En hiver 1983 eut lieu une petite tentative de redévelopper le Panhandle Free Food et la tradition des fournitures gratuites. Mais c’est de courte durée, et l’expérience garde un aspect festif, ponctuel, dans l’esprit de Ringolevio. C’est semble-t-il la lecture du livre de GROGAN qui est à l’origine de cette petite expérience212.
De nombreux diggers se sont reconvertis dans l’écologie, le retour à la nature, le bio-régionalisme ou les mouvements alternatifs, culturels et/ou politiques.

Par exemple David SIMPSON et Jane LAPINER continuent à animer une firme alternative au nom symbolique de Human Nature.

Freeman HOUSE, connu comme grand défenseur des saumons, est le principal coordinateur du Mattole Restoration Council-MRC dans la vallée de la Mattole River.

Dans cette veine naturaliste, Richard BRAUTIGAN semble faire l’éloge bucolique et mystico-écologique de Trout Fishing in America - La pèche à la truite en Amérique.

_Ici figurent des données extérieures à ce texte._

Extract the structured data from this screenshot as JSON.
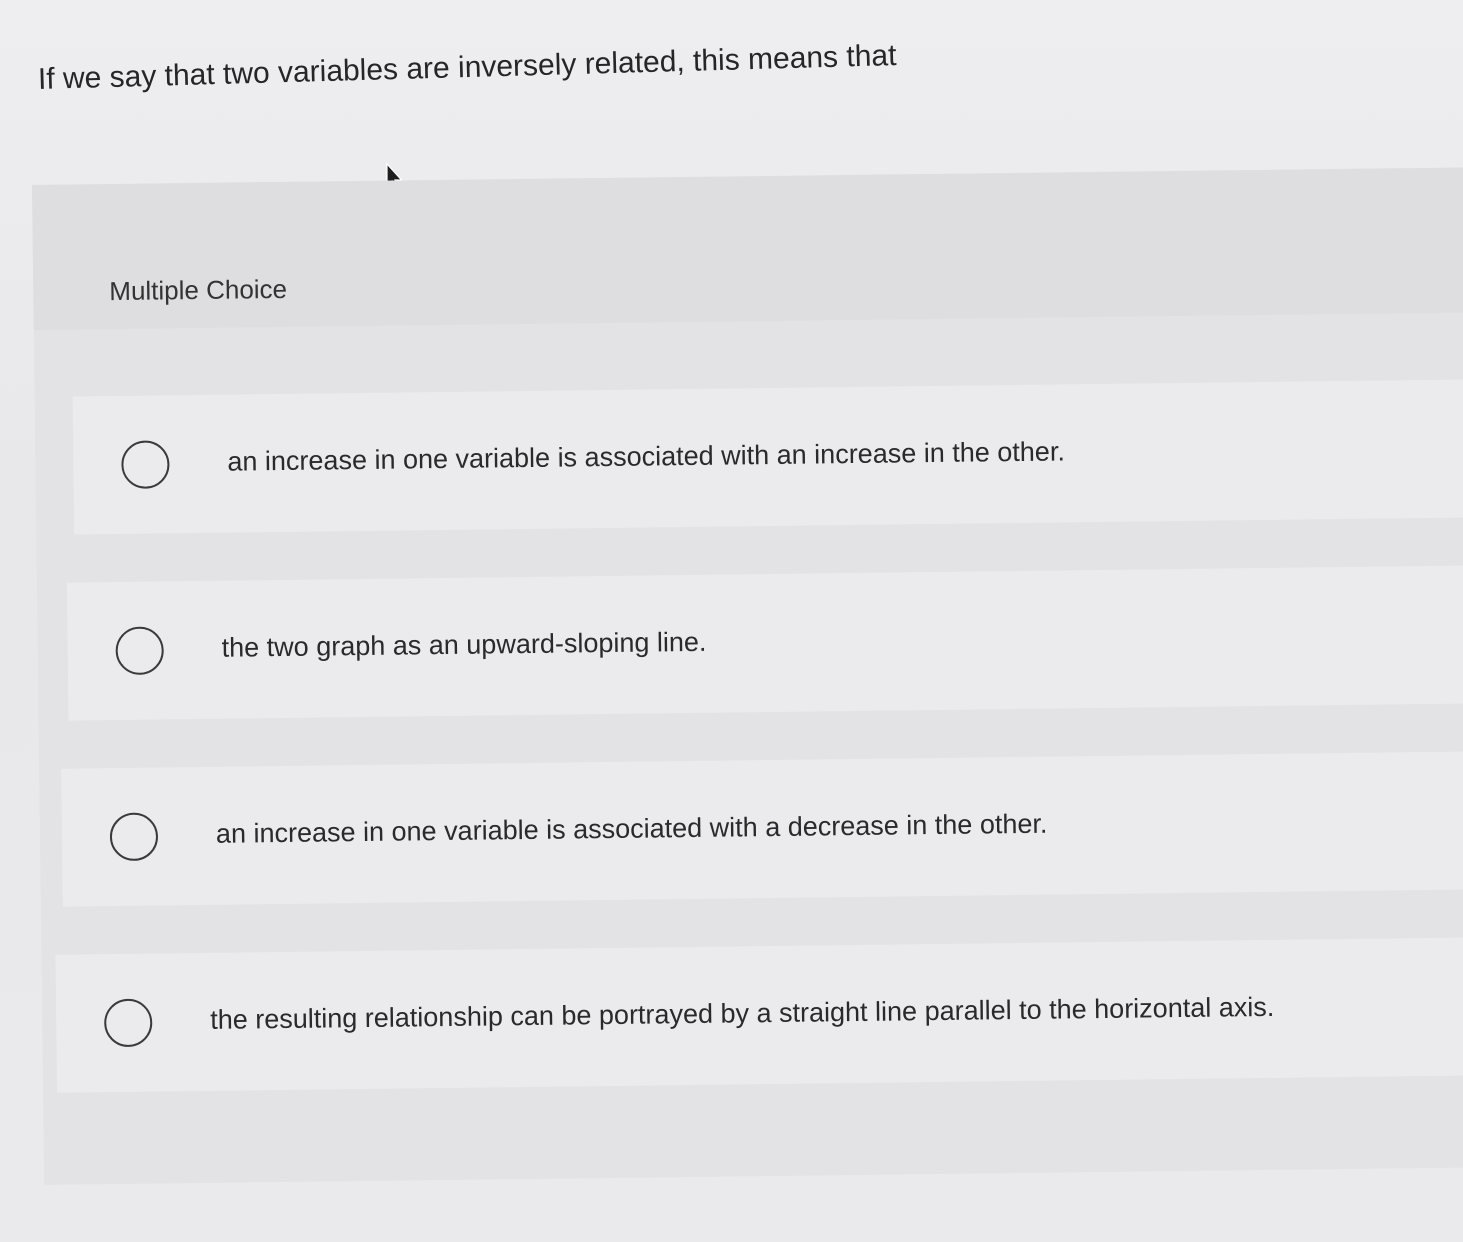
{
  "question": {
    "text": "If we say that two variables are inversely related, this means that"
  },
  "multiple_choice": {
    "label": "Multiple Choice",
    "options": [
      {
        "label": "an increase in one variable is associated with an increase in the other.",
        "selected": false
      },
      {
        "label": "the two graph as an upward-sloping line.",
        "selected": false
      },
      {
        "label": "an increase in one variable is associated with a decrease in the other.",
        "selected": false
      },
      {
        "label": "the resulting relationship can be portrayed by a straight line parallel to the horizontal axis.",
        "selected": false
      }
    ]
  },
  "icons": {
    "cursor": "mouse-pointer-icon",
    "radio": "radio-button-empty-icon"
  }
}
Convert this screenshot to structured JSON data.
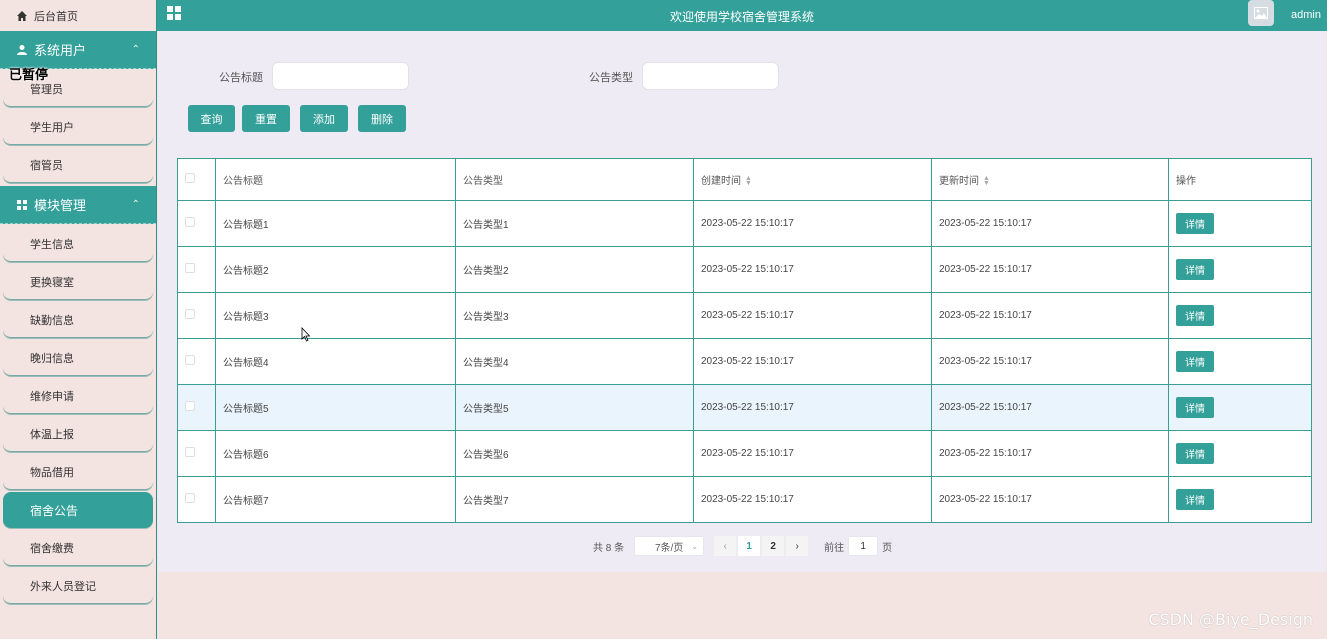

En réalité il dénonce les mythes naturalistes autant que l’enracinement citadin. La célébrité est au rendez-vous avec ce livre sur l’errance et la futilité du mode de vie urbain et stressé qui s’impose dans les États-Unis de son temps. Mais il préfère, toujours fidèle aux idéaux hippies, vivre en semi-communauté artistique et littéraire dans son ranch du Montana, à Paradis Valley. La déprime et l’alcool le conduisent cependant au suicide le 25/10/1984.

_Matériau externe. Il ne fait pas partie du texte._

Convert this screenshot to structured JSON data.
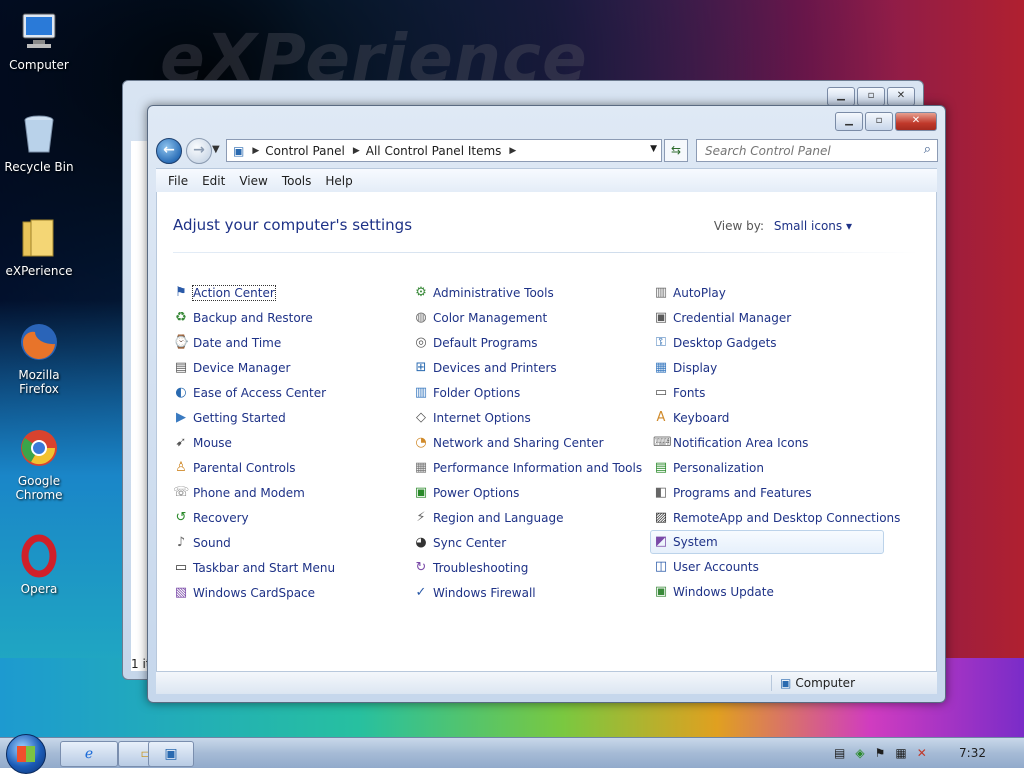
{
  "desktop": {
    "wallpaper_text": "eXPerience",
    "icons": [
      {
        "label": "Computer"
      },
      {
        "label": "Recycle Bin"
      },
      {
        "label": "eXPerience"
      },
      {
        "label": "Mozilla Firefox"
      },
      {
        "label": "Google Chrome"
      },
      {
        "label": "Opera"
      }
    ]
  },
  "back_window": {
    "status": "1 it"
  },
  "window": {
    "address": {
      "crumbs": [
        "Control Panel",
        "All Control Panel Items"
      ]
    },
    "search": {
      "placeholder": "Search Control Panel"
    },
    "menu": [
      "File",
      "Edit",
      "View",
      "Tools",
      "Help"
    ],
    "heading": "Adjust your computer's settings",
    "view_by_label": "View by:",
    "view_by_value": "Small icons",
    "columns": [
      [
        "Action Center",
        "Backup and Restore",
        "Date and Time",
        "Device Manager",
        "Ease of Access Center",
        "Getting Started",
        "Mouse",
        "Parental Controls",
        "Phone and Modem",
        "Recovery",
        "Sound",
        "Taskbar and Start Menu",
        "Windows CardSpace"
      ],
      [
        "Administrative Tools",
        "Color Management",
        "Default Programs",
        "Devices and Printers",
        "Folder Options",
        "Internet Options",
        "Network and Sharing Center",
        "Performance Information and Tools",
        "Power Options",
        "Region and Language",
        "Sync Center",
        "Troubleshooting",
        "Windows Firewall"
      ],
      [
        "AutoPlay",
        "Credential Manager",
        "Desktop Gadgets",
        "Display",
        "Fonts",
        "Keyboard",
        "Notification Area Icons",
        "Personalization",
        "Programs and Features",
        "RemoteApp and Desktop Connections",
        "System",
        "User Accounts",
        "Windows Update"
      ]
    ],
    "highlighted_item": "System",
    "status_location": "Computer"
  },
  "taskbar": {
    "clock": "7:32"
  },
  "colors": {
    "link": "#1e3287",
    "heading": "#1e3287"
  }
}
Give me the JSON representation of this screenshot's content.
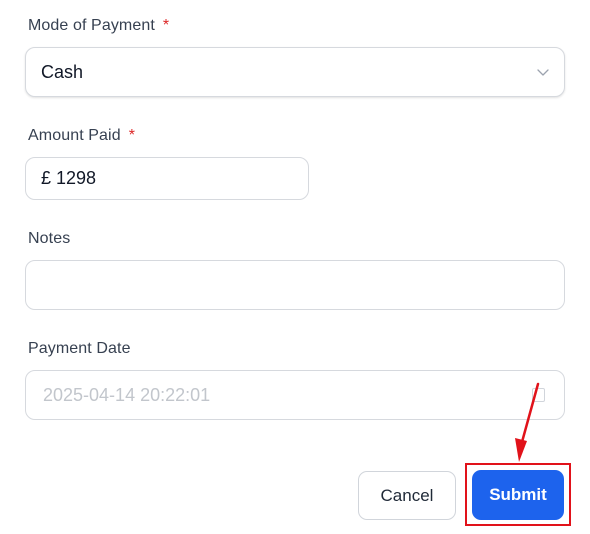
{
  "form": {
    "mode_of_payment": {
      "label": "Mode of Payment",
      "required_mark": "*",
      "value": "Cash"
    },
    "amount_paid": {
      "label": "Amount Paid",
      "required_mark": "*",
      "value": "£ 1298"
    },
    "notes": {
      "label": "Notes",
      "value": ""
    },
    "payment_date": {
      "label": "Payment Date",
      "value": "2025-04-14 20:22:01"
    }
  },
  "actions": {
    "cancel_label": "Cancel",
    "submit_label": "Submit"
  },
  "colors": {
    "primary": "#1d63ed",
    "required": "#dc2626",
    "annotation": "#e1121a"
  },
  "icons": {
    "select_chevron": "chevron-down-icon",
    "calendar": "calendar-icon",
    "annotation_arrow": "arrow-icon"
  }
}
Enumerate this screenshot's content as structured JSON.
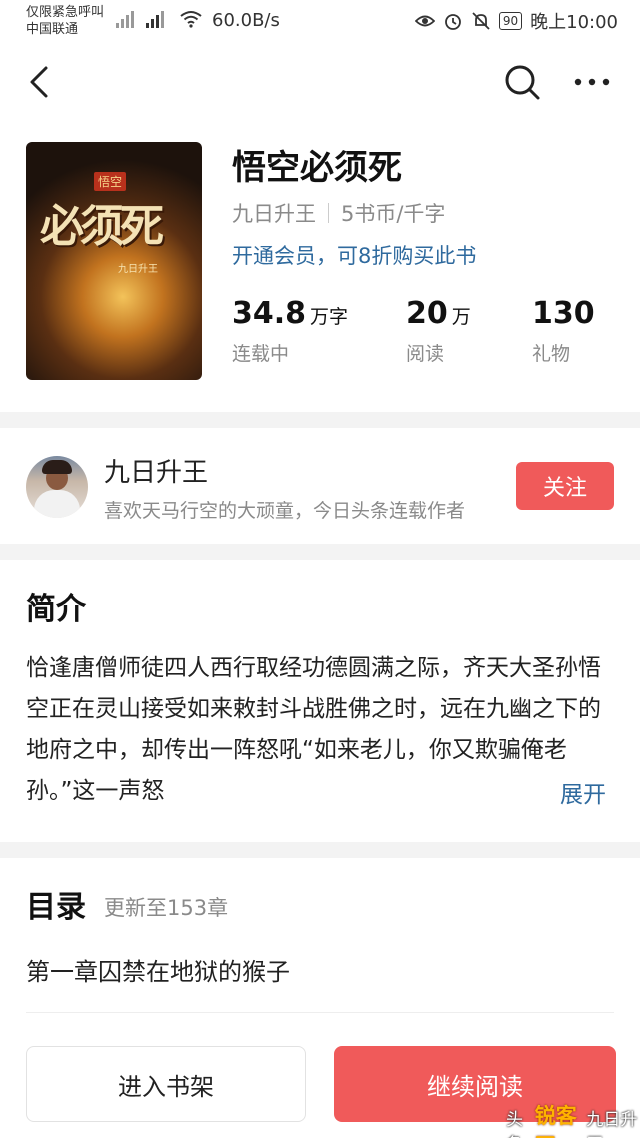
{
  "status_bar": {
    "carrier_line1": "仅限紧急呼叫",
    "carrier_line2": "中国联通",
    "net_speed": "60.0B/s",
    "battery": "90",
    "time": "晚上10:00"
  },
  "nav": {
    "back_icon": "chevron-left-icon",
    "search_icon": "search-icon",
    "more_icon": "more-horizontal-icon"
  },
  "book": {
    "title": "悟空必须死",
    "author": "九日升王",
    "price": "5书币/千字",
    "vip_offer": "开通会员，可8折购买此书",
    "cover": {
      "badge": "悟空",
      "title": "必须死",
      "author": "九日升王"
    },
    "stats": [
      {
        "value": "34.8",
        "unit": "万字",
        "label": "连载中"
      },
      {
        "value": "20",
        "unit": "万",
        "label": "阅读"
      },
      {
        "value": "130",
        "unit": "",
        "label": "礼物"
      }
    ]
  },
  "author_card": {
    "name": "九日升王",
    "bio": "喜欢天马行空的大顽童，今日头条连载作者",
    "follow_label": "关注"
  },
  "intro": {
    "heading": "简介",
    "text": "恰逢唐僧师徒四人西行取经功德圆满之际，齐天大圣孙悟空正在灵山接受如来敕封斗战胜佛之时，远在九幽之下的地府之中，却传出一阵怒吼“如来老儿，你又欺骗俺老孙。”这一声怒",
    "expand_label": "展开"
  },
  "toc": {
    "heading": "目录",
    "update_info": "更新至153章",
    "first_chapter": "第一章囚禁在地狱的猴子"
  },
  "bottom_bar": {
    "shelf_label": "进入书架",
    "read_label": "继续阅读"
  },
  "watermark": {
    "prefix": "头条",
    "brand": "锐客网",
    "suffix": "九日升王"
  },
  "colors": {
    "accent_red": "#f05a5a",
    "link_blue": "#2f6a9e",
    "muted_gray": "#8a8a8a"
  }
}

Quant à l’acteur Peter COYOTE (Peter COHAN da SILVA) aujourd’hui consacré, il ne renie rien de ces expériences californiennes dans un livre récent de souvenirs213. De 1975 à 1983 il a même assumé un rôle dans l’agence culturelle étatique de Californie (California State Arts Council). Il a été délégué à la Democratic National Convention de 1997, poursuivant de manière réformiste son ancien engagement libertaire. Vivant toujours en Californie, il est membre d’un groupe écologiste de défense contre la pollution de la Bay, the Baykeepers. Acteur dans près de 80 films, il est membre de plusieurs organisations professionnelles. De son admiration pour Gary SNYDER, il a gardé l’esprit Zen, bouddhisme ouvert qu’il assume depuis le début des années 1970, puisqu’en 1998 il se reconnaît toujours comme « a Zen student for twenty-five years »214.

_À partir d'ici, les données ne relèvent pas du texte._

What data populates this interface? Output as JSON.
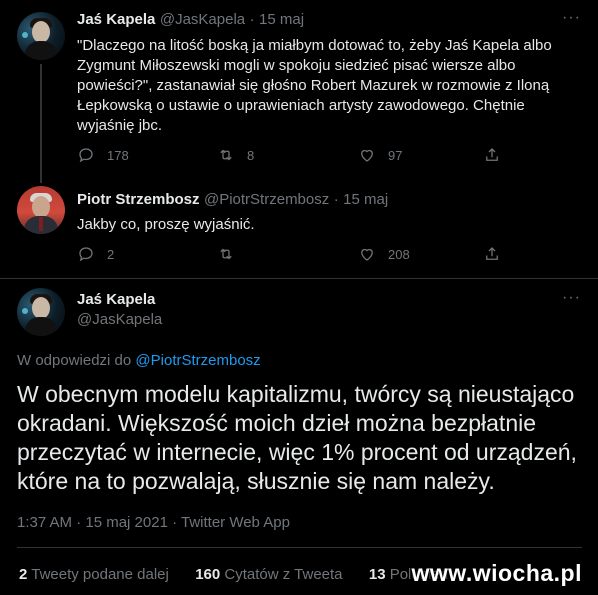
{
  "tweet1": {
    "name": "Jaś Kapela",
    "handle": "@JasKapela",
    "separator": "·",
    "date": "15 maj",
    "text": "\"Dlaczego na litość boską ja miałbym dotować to, żeby Jaś Kapela albo Zygmunt Miłoszewski mogli w spokoju siedzieć pisać wiersze albo powieści?\", zastanawiał się głośno Robert Mazurek w rozmowie z Iloną Łepkowską o ustawie o uprawieniach artysty zawodowego. Chętnie wyjaśnię jbc.",
    "more": "···",
    "replies": "178",
    "retweets": "8",
    "likes": "97"
  },
  "tweet2": {
    "name": "Piotr Strzembosz",
    "handle": "@PiotrStrzembosz",
    "separator": "·",
    "date": "15 maj",
    "text": "Jakby co, proszę wyjaśnić.",
    "replies": "2",
    "retweets": "",
    "likes": "208"
  },
  "main": {
    "name": "Jaś Kapela",
    "handle": "@JasKapela",
    "more": "···",
    "reply_prefix": "W odpowiedzi do",
    "reply_handle": "@PiotrStrzembosz",
    "text": "W obecnym modelu kapitalizmu, twórcy są nieustająco okradani. Większość moich dzieł można bezpłatnie przeczytać w internecie, więc 1% procent od urządzeń, które na to pozwalają, słusznie się nam należy.",
    "meta": "1:37 AM · 15 maj 2021 · Twitter Web App",
    "retweets_count": "2",
    "retweets_label": "Tweety podane dalej",
    "quotes_count": "160",
    "quotes_label": "Cytatów z Tweeta",
    "likes_count": "13",
    "likes_label": "Polubień"
  },
  "watermark": "www.wiocha.pl",
  "colors": {
    "background": "#000000",
    "text": "#e7e9ea",
    "muted": "#71767b",
    "link": "#1d9bf0",
    "divider": "#2f3336"
  },
  "icons": [
    "reply-icon",
    "retweet-icon",
    "like-icon",
    "share-icon",
    "more-icon"
  ]
}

Peter BERG, comme d’autres anciens diggers dont Judy GOLDHAFT, a également rejoint le biorégionalisme dont l’antiétatisme renoue avec la vie anarchisante de ses jeunes années. Ce mouvement connaît un net regain de jeunesse avec les mouvements anti-OMC de l’année 2000. Il a créé une Fondation, Planet Drum, à laquelle se rattachent de près ou de loin de nombreux ex-diggers. Elle perpétue ses idées après sa mort en 2011. Le site (http://www.planetdrum.org/) la présente comme «A voice for bioregional sustainability, education and culture». Le mouvement, toujours fidèle à la baie californienne, évolue également en d'autres régions, particulièrement en Équateur215.